「この社会情勢が続く限り、どこかでまた起こる」2カ月間の“お祭りデモ”とはなんだったのか?
#原発 #デモ
今夏、霞が関の官邸前周辺では異様な事態が起こっていた。毎週金曜日の18時から20時の2時間、脱原発を求める人々が続々と集まり、「再稼働反対!」「子どもを守れ!」というシュプレヒコールと共に、ジャンベやドラムの音が鳴り響く。いかにもな雰囲気の活動家や主婦、子ども連れの母親、スーツを着たサラリーマン、フリーター風の若者……。お手製のプラカードや旗を掲げ、それぞれのスタイルで官邸に向かって抗議する。それは、ひと昔前の過激なデモとは180度異なる、自由でにぎやかで、それでいて“もしかしたら何か変わるかもしれない”という、妙な期待感を感じさせる光景だった。
このデモを主催しているのは、首都圏反原発連合というグループだ。今年3月末のスタート時の参加人数は、わずか300人程度。その後、回を重ねるごとに1000、3000、5000、1万と増え、大飯原発再稼働を間近に控えた6月25日には10万とも20万ともいわれる人々が集まり、その後、約2カ月にわたってお祭り騒ぎとなった。
いったいこの“お祭り”デモとはなんだったのか? 慶應義塾大学教授で、著書『社会を変えるには』(講談社現代新書)で日本の社会運動の歴史や3.11以降の日本の社会情勢について記している小熊英二氏に話を聞いた。
――小熊さんは震災以降、さまざまな脱原発デモに参加されていますが、官邸前デモを主催している首都圏反原発連合(反原連)とは、どのような関係なのでしょうか?
小熊英二氏(以下、小熊) 官邸前デモには今年の6月から通っています。反原連はそれまで別々にやっていた13のグループが集まってできていますが、官邸前に参加する前から彼らの半分くらいの人は、昨年来の別のデモで一緒に歩いたことがあったので、お互いに顔は知っていました。とはいえ、私が大学教授だと知らない人も多かったと思います。「デモでよく見る人だから」ということで信用されたんでしょう。
――8月22日に行われた反原連と野田首相との面会の際には、仲介人としてご出席されました。どういった経緯で面会が実現したのでしょうか?

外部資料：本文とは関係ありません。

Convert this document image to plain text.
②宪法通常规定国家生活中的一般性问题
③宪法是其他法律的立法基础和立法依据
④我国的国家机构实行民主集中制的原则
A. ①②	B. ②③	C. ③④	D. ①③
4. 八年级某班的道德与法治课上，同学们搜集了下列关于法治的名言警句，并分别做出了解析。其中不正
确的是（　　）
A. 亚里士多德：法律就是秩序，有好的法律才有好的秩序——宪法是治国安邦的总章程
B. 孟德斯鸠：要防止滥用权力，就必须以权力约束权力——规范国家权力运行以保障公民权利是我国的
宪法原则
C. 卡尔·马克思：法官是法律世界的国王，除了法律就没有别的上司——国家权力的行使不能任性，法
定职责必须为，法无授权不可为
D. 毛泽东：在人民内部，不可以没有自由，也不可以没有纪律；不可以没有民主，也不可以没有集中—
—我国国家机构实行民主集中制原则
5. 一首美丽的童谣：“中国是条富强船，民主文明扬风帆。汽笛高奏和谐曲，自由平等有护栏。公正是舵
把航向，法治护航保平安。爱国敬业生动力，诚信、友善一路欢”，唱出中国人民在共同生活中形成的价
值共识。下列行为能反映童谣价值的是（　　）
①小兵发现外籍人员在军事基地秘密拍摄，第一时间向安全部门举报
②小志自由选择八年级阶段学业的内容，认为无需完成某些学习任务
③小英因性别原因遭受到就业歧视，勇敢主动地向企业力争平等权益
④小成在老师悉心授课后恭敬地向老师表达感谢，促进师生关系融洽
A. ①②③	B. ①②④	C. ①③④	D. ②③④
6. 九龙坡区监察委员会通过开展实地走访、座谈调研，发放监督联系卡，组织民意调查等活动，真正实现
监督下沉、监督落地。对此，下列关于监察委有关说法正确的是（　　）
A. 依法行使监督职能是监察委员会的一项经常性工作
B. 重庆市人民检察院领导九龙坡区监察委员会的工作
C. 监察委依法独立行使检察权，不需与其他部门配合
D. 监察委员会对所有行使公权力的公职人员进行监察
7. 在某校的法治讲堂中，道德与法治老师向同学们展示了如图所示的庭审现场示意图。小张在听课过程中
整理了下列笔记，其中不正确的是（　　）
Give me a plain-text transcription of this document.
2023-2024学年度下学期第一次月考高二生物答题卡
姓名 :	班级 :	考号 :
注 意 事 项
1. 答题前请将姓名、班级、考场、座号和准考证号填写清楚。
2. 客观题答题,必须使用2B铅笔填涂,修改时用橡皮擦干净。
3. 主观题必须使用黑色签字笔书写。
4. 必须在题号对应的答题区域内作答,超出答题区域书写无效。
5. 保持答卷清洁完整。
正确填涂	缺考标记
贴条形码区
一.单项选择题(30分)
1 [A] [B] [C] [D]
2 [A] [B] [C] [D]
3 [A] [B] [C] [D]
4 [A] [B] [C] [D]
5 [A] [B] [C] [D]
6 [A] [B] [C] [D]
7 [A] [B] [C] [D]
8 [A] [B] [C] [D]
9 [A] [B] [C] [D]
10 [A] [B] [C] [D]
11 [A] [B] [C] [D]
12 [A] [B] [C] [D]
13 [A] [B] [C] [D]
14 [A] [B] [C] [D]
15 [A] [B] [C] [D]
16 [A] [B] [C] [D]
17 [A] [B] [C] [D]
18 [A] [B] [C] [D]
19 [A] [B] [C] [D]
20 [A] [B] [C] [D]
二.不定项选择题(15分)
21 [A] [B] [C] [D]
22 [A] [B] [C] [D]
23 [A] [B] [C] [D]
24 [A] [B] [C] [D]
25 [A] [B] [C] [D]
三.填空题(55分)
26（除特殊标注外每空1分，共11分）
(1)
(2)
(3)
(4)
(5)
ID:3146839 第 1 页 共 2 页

小熊 反原連は以前から首相に要請文を渡そうとしていましたが、うまくいかなかった。どうにか展望が開けないかという相談を、スタッフの一人から7月下旬に受けたんです。それで、私は今年5月に菅直人さんに戦後史のレクチャーをして面識があったので、こんなに民衆から声が出ているのだから、政治がなんらかの形で応えたほうがいいと連絡を取った。菅さんは最初「私が会いましょうか?」と言いましたが、それでは陳情みたいになってしまう。そこでまず7月末に、菅さんなど脱原発志向の超党派議員と、反原連の対話集会を公開で行ったんです。そこで反原連側が「首相に会わせてほしい」と強く訴えて、菅さんは「わかりました」と応えた。それから3日して電話があって、「首相が会ってもいいと言っている」ということになったんです。